Vários pontos fortes merecem ser salientados. As competentes elipses no roteiro de Frank S. Nugent; a fotografia deslumbrante de Winton Hoch captando a grandiosidade de Monument Valley no épico VistaVision; a trilha sonora emocionante de Max Steiner; a consciente opção de não glamourizar a violência, desviando o olhar nas cenas mais intensas, deixando que o impacto sensorial seja ditado pela montagem.
A utilização poética de rimas visuais é outro ponto importante, como as celebradas sequências inicial e final, com a câmera em primeira pessoa diante da porta de entrada, aparentemente segura no conforto do lar, porém, totalmente vulnerável à selvageria externa, ou a delicada maneira com que Ethan acarinha sua pequena sobrinha no início do filme, levantando-a no ar acima de sua cabeça, gesto que se repete ressignificado nos momentos finais. O filme é impecável!
Ethan atirou nos olhos de um índio já enterrado, apenas para agregar a humilhação de desrespeitar seus preceitos religiosos, garantindo que, pelas crenças do pele-vermelha, ele jamais alcance seus deuses. Sem pensar duas vezes, ele descarrega sua munição em búfalos indefesos, afirmando que deseja que os índios passem fome até o fim. Ele também chega a tirar o escalpo do chefe “Cicatriz” (Henry Brandon), apenas pelo prazer do ato, já que a missão havia sido cumprida. Ele não é um herói.
Não há redenção em seu horizonte, a porta se fecha para ele ao final, o simbolismo é claro, a solidão é a única resposta de quem escolheu o caminho da intolerância, alguém que foi capaz de cogitar tirar a vida de uma menina que viu nascer (Natalie Wood), por puro ódio racial, por acreditar que a pureza dela havia sido contaminada pela convivência com os índios.
E, analisando uma camada de interpretação menos óbvia do roteiro, pode-se teorizar que ele acredite que a menina é sua filha, já que há uma insinuação evidente nas sequências iniciais de Ethan com sua cunhada (Dorothy Jordan), algo que potencializa ainda mais os seus sentimentos ambíguos na jornada.
Ao levar em consideração este tom incrivelmente sombrio e desesperançado, vale destacar a importância dos pontuais alívios cômicos, muito bem trabalhados, sempre inseridos organicamente na narrativa, em cenas como o desajeitado duelo pelo amor de Laurie (Vera Miles), que estava prestes a se casar, ou o relacionamento forçado entre Martin e uma índia solteirona que ele, sem querer, acaba comprando ao negociar com a tribo.

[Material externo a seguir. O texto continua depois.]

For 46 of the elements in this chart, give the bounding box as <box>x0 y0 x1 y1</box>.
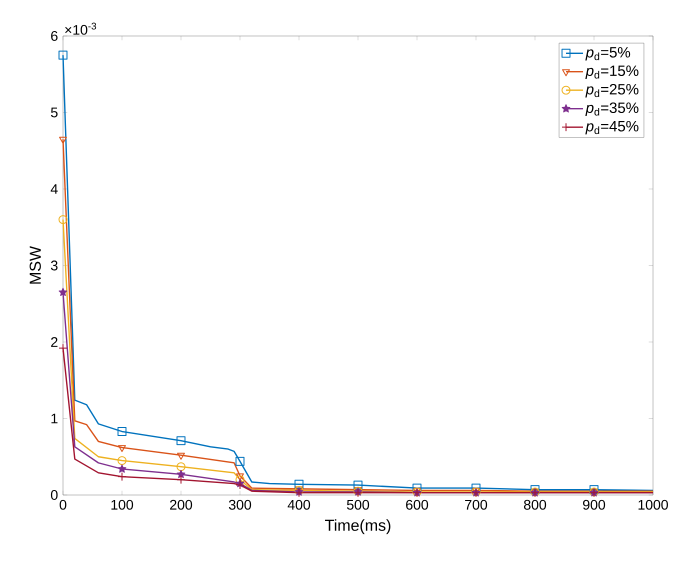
legend-label: p$_{d}$=5% <box>585 47 630 61</box>
point <box>118 464 126 473</box>
x-tick-label: 0 <box>60 500 66 510</box>
point <box>59 136 67 144</box>
x-tick-label: 400 <box>288 500 310 510</box>
point <box>58 215 68 224</box>
legend-label: p$_{d}$=25% <box>585 84 638 98</box>
point <box>118 445 126 452</box>
y-tick-label: 4 <box>50 184 58 194</box>
point <box>58 288 68 296</box>
y-tick-label: 2 <box>51 337 58 347</box>
x-tick-label: 700 <box>465 500 488 510</box>
y-tick-label: 1 <box>51 414 58 424</box>
point <box>176 436 186 446</box>
y-tick-label: 5 <box>50 108 58 118</box>
x-tick-label: 500 <box>346 500 370 510</box>
x-tick-label: 900 <box>583 500 606 510</box>
point <box>236 480 244 490</box>
y-tick-label: 6 <box>51 31 58 41</box>
point <box>176 475 186 484</box>
x-tick-label: 600 <box>406 500 428 510</box>
point <box>58 50 68 60</box>
legend-label: p$_{d}$=45% <box>585 120 638 134</box>
point <box>176 470 186 478</box>
y-tick-label: 0 <box>50 490 58 500</box>
point <box>58 344 68 353</box>
x-tick-label: 1000 <box>638 500 668 510</box>
point <box>176 462 186 472</box>
point <box>177 452 185 460</box>
legend-label: p$_{d}$=35% <box>585 102 638 116</box>
x-tick-label: 200 <box>170 500 192 510</box>
point <box>294 480 304 489</box>
point <box>118 472 126 482</box>
point <box>118 456 126 466</box>
point <box>236 473 244 480</box>
x-tick-label: 800 <box>524 500 546 510</box>
y-axis-title: MSW <box>30 246 41 284</box>
point <box>354 480 362 490</box>
y-tick-label: 3 <box>50 260 58 270</box>
x-tick-label: 100 <box>111 500 134 510</box>
text: ×10$^{-3}$ <box>65 22 96 35</box>
legend-label: p$_{d}$=15% <box>585 66 638 79</box>
point <box>118 427 126 436</box>
point <box>236 456 244 466</box>
x-tick-label: 300 <box>228 500 252 510</box>
x-axis-title: Time(ms) <box>325 519 390 534</box>
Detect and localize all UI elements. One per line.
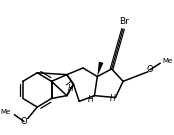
Text: O: O: [147, 65, 153, 74]
Text: Br: Br: [119, 17, 129, 26]
Text: H: H: [88, 95, 93, 104]
Text: H: H: [110, 94, 116, 103]
Text: O: O: [21, 117, 27, 126]
Text: Me: Me: [162, 58, 172, 64]
Polygon shape: [97, 62, 103, 77]
Text: H: H: [68, 85, 73, 93]
Text: Me: Me: [0, 109, 11, 115]
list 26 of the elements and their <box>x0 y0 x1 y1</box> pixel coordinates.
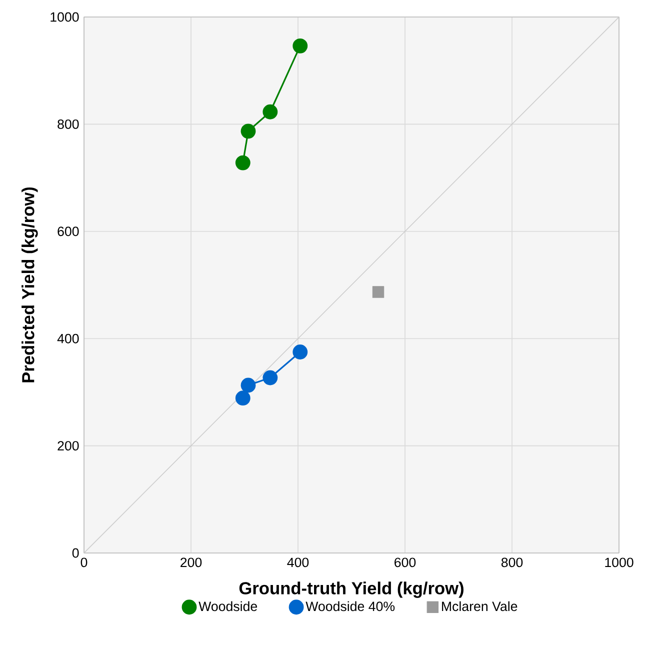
y-tick-label: 400 <box>57 334 79 344</box>
point <box>292 38 308 54</box>
point <box>240 378 256 393</box>
x-tick-label: 0 <box>80 558 88 568</box>
x-tick-label: 600 <box>394 558 416 568</box>
x-tick-label: 800 <box>501 558 523 568</box>
point <box>262 104 278 120</box>
legend-label: Woodside <box>198 601 258 612</box>
y-tick-label: 800 <box>58 119 79 129</box>
y-tick-label: 200 <box>58 441 79 451</box>
point <box>372 286 384 298</box>
x-tick-label: 400 <box>287 558 309 568</box>
point <box>262 370 278 386</box>
legend-label: Woodside 40% <box>306 601 395 612</box>
point <box>292 344 308 360</box>
y-axis-title: Predicted Yield (kg/row) <box>22 187 38 382</box>
legend-label: Mclaren Vale <box>442 601 518 612</box>
y-tick-label: 600 <box>58 226 79 236</box>
y-tick-label: 1000 <box>50 12 79 22</box>
x-tick-label: 1000 <box>605 558 634 568</box>
point <box>235 155 250 170</box>
point <box>235 390 250 406</box>
y-tick-label: 0 <box>72 548 79 558</box>
point <box>240 124 256 139</box>
x-tick-label: 200 <box>180 558 202 568</box>
x-axis-title: Ground-truth Yield (kg/row) <box>239 582 464 598</box>
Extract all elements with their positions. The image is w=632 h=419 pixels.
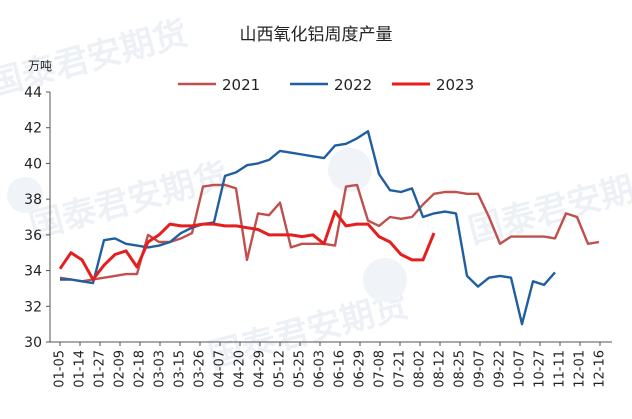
watermark-logo: 国泰君安期货 国泰君安期货 国泰君安期 国泰君安期货 xyxy=(0,13,632,376)
series-line-2023 xyxy=(58,210,436,281)
legend-label-2022: 2022 xyxy=(334,76,372,94)
x-tick-label: 11-11 xyxy=(553,350,568,388)
svg-text:国泰君安期: 国泰君安期 xyxy=(464,169,632,252)
x-tick-label: 08-02 xyxy=(413,350,428,388)
x-tick-label: 04-20 xyxy=(233,350,248,388)
y-axis: 30 32 34 36 38 40 42 44 xyxy=(24,85,51,351)
x-tick-label: 04-29 xyxy=(253,350,268,388)
x-tick-label: 07-08 xyxy=(373,350,388,388)
x-tick-label: 06-03 xyxy=(313,350,328,388)
y-tick-label: 32 xyxy=(24,299,42,315)
x-tick-label: 05-12 xyxy=(273,350,288,388)
x-tick-label: 03-03 xyxy=(153,350,168,388)
x-tick-label: 01-27 xyxy=(93,350,108,388)
x-tick-label: 03-26 xyxy=(193,350,208,388)
y-tick-label: 30 xyxy=(24,335,42,351)
x-tick-label: 07-21 xyxy=(393,350,408,388)
x-tick-label: 09-22 xyxy=(493,350,508,388)
x-tick-label: 06-29 xyxy=(353,350,368,388)
x-tick-label: 04-07 xyxy=(213,350,228,388)
x-tick-label: 01-14 xyxy=(73,350,88,388)
x-tick-label: 12-16 xyxy=(593,350,608,388)
x-tick-label: 03-15 xyxy=(173,350,188,388)
series-line-2021 xyxy=(59,183,600,283)
svg-text:国泰君安期货: 国泰君安期货 xyxy=(25,156,232,247)
y-tick-label: 36 xyxy=(24,228,42,244)
series-lines xyxy=(58,130,600,326)
series-line-2022 xyxy=(60,130,556,326)
legend-label-2023: 2023 xyxy=(436,76,474,94)
chart-title: 山西氧化铝周度产量 xyxy=(240,25,393,45)
x-axis: 01-05 01-14 01-27 02-09 02-18 03-03 03-15 03-26… xyxy=(50,341,612,388)
x-tick-label: 05-25 xyxy=(293,350,308,388)
x-tick-label: 08-12 xyxy=(433,350,448,388)
y-tick-label: 34 xyxy=(24,264,42,280)
y-tick-label: 44 xyxy=(24,85,42,101)
unit-label: 万吨 xyxy=(28,59,52,73)
legend-label-2021: 2021 xyxy=(222,76,260,94)
x-tick-label: 10-07 xyxy=(513,350,528,388)
y-tick-label: 38 xyxy=(24,192,42,208)
x-tick-label: 08-25 xyxy=(453,350,468,388)
x-tick-label: 12-01 xyxy=(573,350,588,388)
x-tick-label: 09-07 xyxy=(473,350,488,388)
y-tick-label: 42 xyxy=(24,121,42,137)
x-tick-label: 02-09 xyxy=(113,350,128,388)
x-tick-label: 06-16 xyxy=(333,350,348,388)
y-tick-label: 40 xyxy=(24,156,42,172)
legend: 2021 2022 2023 xyxy=(178,76,474,94)
x-tick-label: 01-05 xyxy=(53,350,68,388)
x-tick-label: 10-27 xyxy=(533,350,548,388)
x-tick-label: 02-18 xyxy=(133,350,148,388)
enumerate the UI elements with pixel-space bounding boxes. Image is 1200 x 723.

O verdadeiro herói da história é o mestiço que, apesar de pouco experiente e sofrendo abuso psicológico, abdica de uma vida tranquila e da companhia da mulher que ama, para acompanhar o pistoleiro na perigosa missão que acaba durando longos cinco anos.
À época de sua estreia, além da inegável qualidade técnica da obra, o tema expunha uma ferida na sociedade norte-americana, demonstrando a coragem do diretor John Ford.
O protagonista deixou o amor falar mais alto que seu preconceito, ele amadureceu em sua jornada, superando o ódio alimentado desde que viu sua mãe ser eliminada por Comanches, detalhe sutilmente revelado em uma cena em que sua sepultura é mostrada.
No mundo real, principalmente nos rincões sulistas, ainda havia a absurda separação de banheiros para brancos e negros. Apenas oito anos depois é que a segregação racial institucionalizada foi proibida por lei.